Ni tout à fait jeux vidéo, ni tout à fait logiciel ludo-éducatif ou système de simulation, les Serious Games combinent plusieurs aspects : enseignement, apprentissage, communication, entrainement, information, etc. leur permettant de se positionner comme un type de jeux à part entière. Destinés à délivrer un message d’ordre informatif, éducatif ou autre et construits sur une base vidéoludique, ils sont aujourd’hui de plus en plus utilisés par les entreprises comme des outils au service de la formation et de la relation client.

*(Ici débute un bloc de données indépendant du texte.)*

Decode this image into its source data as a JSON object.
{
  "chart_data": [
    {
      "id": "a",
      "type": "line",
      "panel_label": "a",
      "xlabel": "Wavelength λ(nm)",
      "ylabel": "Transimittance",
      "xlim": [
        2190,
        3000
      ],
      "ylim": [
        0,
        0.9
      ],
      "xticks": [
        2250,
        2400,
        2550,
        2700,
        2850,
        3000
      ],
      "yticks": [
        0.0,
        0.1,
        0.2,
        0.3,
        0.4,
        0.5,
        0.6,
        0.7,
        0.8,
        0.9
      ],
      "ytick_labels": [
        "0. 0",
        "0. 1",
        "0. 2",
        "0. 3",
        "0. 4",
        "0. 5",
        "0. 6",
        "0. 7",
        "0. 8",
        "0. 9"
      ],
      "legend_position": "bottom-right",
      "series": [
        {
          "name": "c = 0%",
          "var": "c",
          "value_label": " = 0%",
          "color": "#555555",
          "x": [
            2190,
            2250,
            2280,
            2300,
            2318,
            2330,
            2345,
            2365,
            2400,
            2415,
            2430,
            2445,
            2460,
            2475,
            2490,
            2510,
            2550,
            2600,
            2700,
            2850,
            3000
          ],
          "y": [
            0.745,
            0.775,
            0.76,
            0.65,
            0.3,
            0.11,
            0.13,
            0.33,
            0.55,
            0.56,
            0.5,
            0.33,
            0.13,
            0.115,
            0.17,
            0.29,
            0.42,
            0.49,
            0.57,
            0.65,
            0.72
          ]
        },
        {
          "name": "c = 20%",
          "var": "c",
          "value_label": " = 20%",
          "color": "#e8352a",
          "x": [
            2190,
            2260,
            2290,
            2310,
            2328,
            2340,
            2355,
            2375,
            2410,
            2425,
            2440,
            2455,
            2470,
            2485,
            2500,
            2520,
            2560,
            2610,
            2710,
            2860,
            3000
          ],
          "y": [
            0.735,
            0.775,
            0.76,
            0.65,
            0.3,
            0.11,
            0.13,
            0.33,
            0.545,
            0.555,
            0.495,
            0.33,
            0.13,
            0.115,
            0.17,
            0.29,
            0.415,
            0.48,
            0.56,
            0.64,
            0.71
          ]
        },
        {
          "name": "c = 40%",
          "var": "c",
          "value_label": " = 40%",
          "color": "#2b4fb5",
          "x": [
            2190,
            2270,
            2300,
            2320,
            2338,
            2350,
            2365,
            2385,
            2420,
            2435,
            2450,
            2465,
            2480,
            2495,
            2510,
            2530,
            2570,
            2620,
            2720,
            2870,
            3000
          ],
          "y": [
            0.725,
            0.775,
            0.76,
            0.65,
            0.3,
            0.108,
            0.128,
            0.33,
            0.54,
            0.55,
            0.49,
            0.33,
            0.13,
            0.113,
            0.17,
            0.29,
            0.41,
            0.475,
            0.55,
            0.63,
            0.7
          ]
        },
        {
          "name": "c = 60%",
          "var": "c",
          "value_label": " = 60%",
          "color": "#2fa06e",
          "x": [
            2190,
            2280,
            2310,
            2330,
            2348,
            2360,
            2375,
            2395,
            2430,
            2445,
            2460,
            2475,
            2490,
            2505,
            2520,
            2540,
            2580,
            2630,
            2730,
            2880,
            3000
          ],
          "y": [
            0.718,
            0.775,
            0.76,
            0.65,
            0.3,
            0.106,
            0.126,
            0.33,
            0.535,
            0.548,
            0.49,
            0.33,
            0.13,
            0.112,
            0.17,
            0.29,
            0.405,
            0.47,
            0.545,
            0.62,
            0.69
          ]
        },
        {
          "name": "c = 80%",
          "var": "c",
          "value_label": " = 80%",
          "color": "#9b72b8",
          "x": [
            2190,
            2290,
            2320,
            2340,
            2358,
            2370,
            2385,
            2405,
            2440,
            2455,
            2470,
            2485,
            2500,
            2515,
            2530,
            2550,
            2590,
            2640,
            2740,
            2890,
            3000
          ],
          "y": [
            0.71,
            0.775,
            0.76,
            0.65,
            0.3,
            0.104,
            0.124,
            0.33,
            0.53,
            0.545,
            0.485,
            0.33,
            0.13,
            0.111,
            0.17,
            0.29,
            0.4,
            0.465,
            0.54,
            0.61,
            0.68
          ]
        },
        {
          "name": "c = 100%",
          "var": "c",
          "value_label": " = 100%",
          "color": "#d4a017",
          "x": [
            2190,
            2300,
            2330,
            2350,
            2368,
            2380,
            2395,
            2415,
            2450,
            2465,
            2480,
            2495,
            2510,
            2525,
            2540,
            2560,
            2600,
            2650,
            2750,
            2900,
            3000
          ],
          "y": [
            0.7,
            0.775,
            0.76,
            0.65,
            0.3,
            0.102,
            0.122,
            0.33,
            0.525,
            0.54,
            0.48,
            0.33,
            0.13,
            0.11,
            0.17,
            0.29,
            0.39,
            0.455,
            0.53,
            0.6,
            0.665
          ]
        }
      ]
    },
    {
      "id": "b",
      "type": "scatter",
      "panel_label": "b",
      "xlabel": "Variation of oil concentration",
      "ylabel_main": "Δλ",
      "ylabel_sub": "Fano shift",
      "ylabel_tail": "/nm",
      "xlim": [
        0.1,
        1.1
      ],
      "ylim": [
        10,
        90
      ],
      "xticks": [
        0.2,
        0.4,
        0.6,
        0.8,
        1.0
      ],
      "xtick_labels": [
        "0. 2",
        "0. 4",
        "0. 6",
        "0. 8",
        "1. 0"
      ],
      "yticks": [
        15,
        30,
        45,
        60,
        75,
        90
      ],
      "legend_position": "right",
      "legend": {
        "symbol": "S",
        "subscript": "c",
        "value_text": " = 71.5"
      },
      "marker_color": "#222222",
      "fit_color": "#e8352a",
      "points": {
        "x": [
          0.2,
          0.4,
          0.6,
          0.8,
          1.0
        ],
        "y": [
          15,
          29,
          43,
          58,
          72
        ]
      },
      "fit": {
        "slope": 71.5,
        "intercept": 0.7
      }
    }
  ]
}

Le serious game : Une combinaison d’applications utilitaire et vidéoludique
Dans le contexte actuel, l’approche du Serious Game est plurielle. Une des principales raisons est la diversité des acteurs (média, formateurs, industriels, éditeurs, etc.) qui s’inscrit dans cette industrie qui rend la notion de Serious Game complexe à cerner et encore plus à définir.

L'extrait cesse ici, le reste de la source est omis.